In the pre-online era of home consoles, once a game shipped, it was done. Any bugs that were in the game were there forever. If the mechanics had issues, you had to hope there'd be a sequel that could fix them. If a game didn't hit at launch, the studio behind it just moved on. Games were a carved in a block of stone, for better or worse.
Now we've entered the games-as-a-service model. If a game doesn't stick the landing at launch, many developers and publishers are now committed to making things work. Square Enix has hammered away at Final Fantasy XV since its launch in November 2016 and the publisher still isn't done making downloadable content. Ubisoft took Rainbow Six Siege from a failed launch to one of the most popular first-person shooters on the market. Warframe launched to poor reviews, but over the five years since the game's launch, Digital Extremes has made it one of the most-played games on Steam.
It's in this era that Hello Games has announced No Man's Sky Next. The game's original launch was pushed hard by Sony Computer Entertainment and Hello Games as this massive universe to explore, but when it came time to launch the game, players found the reality didn't live up to the hype. The disappointment was strong and fans lashed out at Hello Games for it.
Hello Games wasn't willing to give up on the game though.

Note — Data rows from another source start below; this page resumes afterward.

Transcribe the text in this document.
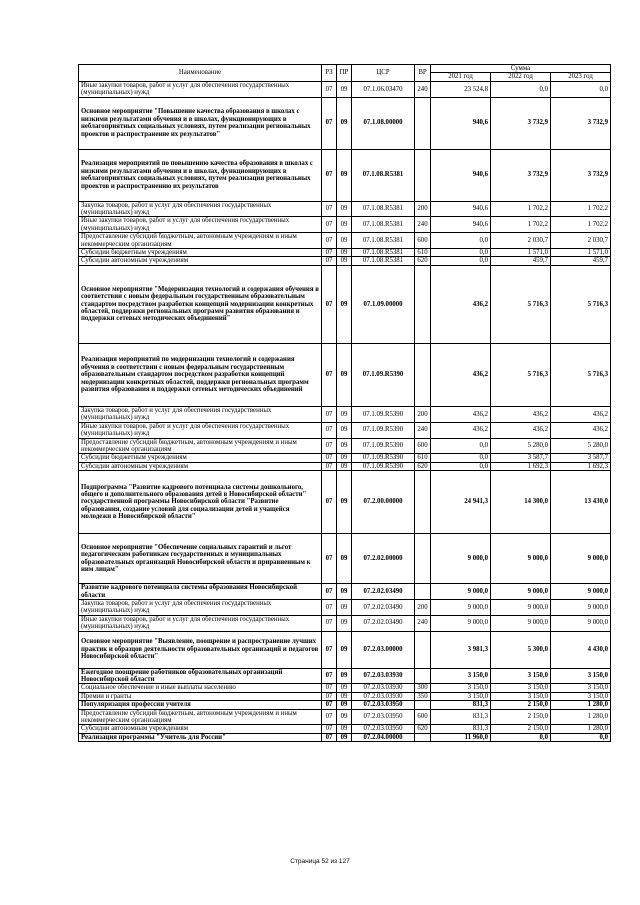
Наименование	РЗ	ПР	ЦСР	ВР	Сумма		
					2021 год	2022 год	2023 год
Иные закупки товаров, работ и услуг для обеспечения государственных (муниципальных) нужд	07	09	07.1.06.03470	240	23 524,8	0,0	0,0
Основное мероприятие "Повышение качества образования в школах с низкими результатами обучения и в школах, функционирующих в неблагоприятных социальных условиях, путем реализации региональных проектов и распространение их результатов"	07	09	07.1.08.00000		940,6	3 732,9	3 732,9
Реализация мероприятий по повышению качества образования в школах с низкими результатами обучения и в школах, функционирующих в неблагоприятных социальных условиях, путем реализации региональных проектов и распространению их результатов	07	09	07.1.08.R5381		940,6	3 732,9	3 732,9
Закупка товаров, работ и услуг для обеспечения государственных (муниципальных) нужд	07	09	07.1.08.R5381	200	940,6	1 702,2	1 702,2
Иные закупки товаров, работ и услуг для обеспечения государственных (муниципальных) нужд	07	09	07.1.08.R5381	240	940,6	1 702,2	1 702,2
Предоставление субсидий бюджетным, автономным учреждениям и иным некоммерческим организациям	07	09	07.1.08.R5381	600	0,0	2 030,7	2 030,7
Субсидии бюджетным учреждениям	07	09	07.1.08.R5381	610	0,0	1 571,0	1 571,0
Субсидии автономным учреждениям	07	09	07.1.08.R5381	620	0,0	459,7	459,7
Основное мероприятие "Модернизация технологий и содержания обучения в соответствии с новым федеральным государственным образовательным стандартом посредством разработки концепций модернизации конкретных областей, поддержки региональных программ развития образования и поддержки сетевых методических объединений"	07	09	07.1.09.00000		436,2	5 716,3	5 716,3
Реализация мероприятий по модернизации технологий и содержания обучения в соответствии с новым федеральным государственным образовательным стандартом посредством разработки концепций модернизации конкретных областей, поддержки региональных программ развития образования и поддержки сетевых методических объединений	07	09	07.1.09.R5390		436,2	5 716,3	5 716,3
Закупка товаров, работ и услуг для обеспечения государственных (муниципальных) нужд	07	09	07.1.09.R5390	200	436,2	436,2	436,2
Иные закупки товаров, работ и услуг для обеспечения государственных (муниципальных) нужд	07	09	07.1.09.R5390	240	436,2	436,2	436,2
Предоставление субсидий бюджетным, автономным учреждениям и иным некоммерческим организациям	07	09	07.1.09.R5390	600	0,0	5 280,0	5 280,0
Субсидии бюджетным учреждениям	07	09	07.1.09.R5390	610	0,0	3 587,7	3 587,7
Субсидии автономным учреждениям	07	09	07.1.09.R5390	620	0,0	1 692,3	1 692,3
Подпрограмма "Развитие кадрового потенциала системы дошкольного, общего и дополнительного образования детей в Новосибирской области" государственной программы Новосибирской области "Развитие образования, создание условий для социализации детей и учащейся молодежи в Новосибирской области"	07	09	07.2.00.00000		24 941,3	14 300,0	13 430,0
Основное мероприятие "Обеспечение социальных гарантий и льгот педагогическим работникам государственных и муниципальных образовательных организаций Новосибирской области и приравненным к ним лицам"	07	09	07.2.02.00000		9 000,0	9 000,0	9 000,0
Развитие кадрового потенциала системы образования Новосибирской области	07	09	07.2.02.03490		9 000,0	9 000,0	9 000,0
Закупка товаров, работ и услуг для обеспечения государственных (муниципальных) нужд	07	09	07.2.02.03490	200	9 000,0	9 000,0	9 000,0
Иные закупки товаров, работ и услуг для обеспечения государственных (муниципальных) нужд	07	09	07.2.02.03490	240	9 000,0	9 000,0	9 000,0
Основное мероприятие "Выявление, поощрение и распространение лучших практик и образцов деятельности образовательных организаций и педагогов Новосибирской области"	07	09	07.2.03.00000		3 981,3	5 300,0	4 430,0
Ежегодное поощрение работников образовательных организаций Новосибирской области	07	09	07.2.03.03930		3 150,0	3 150,0	3 150,0
Социальное обеспечение и иные выплаты населению	07	09	07.2.03.03930	300	3 150,0	3 150,0	3 150,0
Премии и гранты	07	09	07.2.03.03930	350	3 150,0	3 150,0	3 150,0
Популяризация профессии учителя	07	09	07.2.03.03950		831,3	2 150,0	1 280,0
Предоставление субсидий бюджетным, автономным учреждениям и иным некоммерческим организациям	07	09	07.2.03.03950	600	831,3	2 150,0	1 280,0
Субсидии автономным учреждениям	07	09	07.2.03.03950	620	831,3	2 150,0	1 280,0
Реализация программы "Учитель для России"	07	09	07.2.04.00000		11 960,0	0,0	0,0
Страница 52 из 127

No Man's Sky might have disappointed some players to the point that they left completely, but some hardcore fans still believed in the promise: a vast, almost endless galaxy to explore. As long as Hello Games was sticking with it, they were along for the ride.
The developer dropped the first major content patch, the Foundation Update, in November 2016, a few month out from launch. The update added base-building to the game as a major feature, farming for the arboreal players out there, freighter ships to get around the lack of storage, and camps for extended exploration of a planet. In March 2017, they followed with the Pathfinder Update, which introduced the planet-bound exocraft, support for the Steam Workshop, and a permadeath option, while expanding on existing features like base-building.
This culminated in No Man's Sky's third update, The Atlas Rises, which the fervent community took as a deliverance of the promises previously made. The update brought with it 30 hours of new story content, improved waypoints, new planetary biomes, and a new procedurally-generated mission system. Star systems gained dominant lifeforms, conflict levels, and various economies. It gave players more to see, more to do, and more meaningful rewards for exploring the galaxy.
Fans loved it.
When we spoke to them last year, there was genuine excitement for the current state of the game. Hello Games had never stopped working on No Man's Sky and those fans were finally rewarded for their time and effort.
"Just ran the 1.3 patch and to tell you the truth I was so overwhelmed after 30 [minutes] I had to turn off the console. Never seen a patch/overhaul for a game paid or free that has so dramatically improved a game. Amazed," one user told USgamer at the time.
Jump back a decade and you begin to see games getting significant patches and downloadable expansion on home consoles. But even then, most of those additions were bug fixes and previously planned expansions. Some of those games still have bugs and other issues that will never be fully fixed. Today though, developers are more apt just keep working at it until they get it right and find an audience.
The flipside of this phenomenon is developers and publisher are more likely to launch an unfinished product, buoyed by the knowledge that they can keep working on the game. But the fans of Final Fantasy XV, Rainbow Six Siege, Warframe, and No Man's Sky have found more enjoyment in games that developers have kept improving. And why wouldn't they? There's nothing better than seeing something you love continue to grow.
So I look forward to seeing if No Man's Sky Next can make a believer out of me. Maybe this update is exactly what the game needs.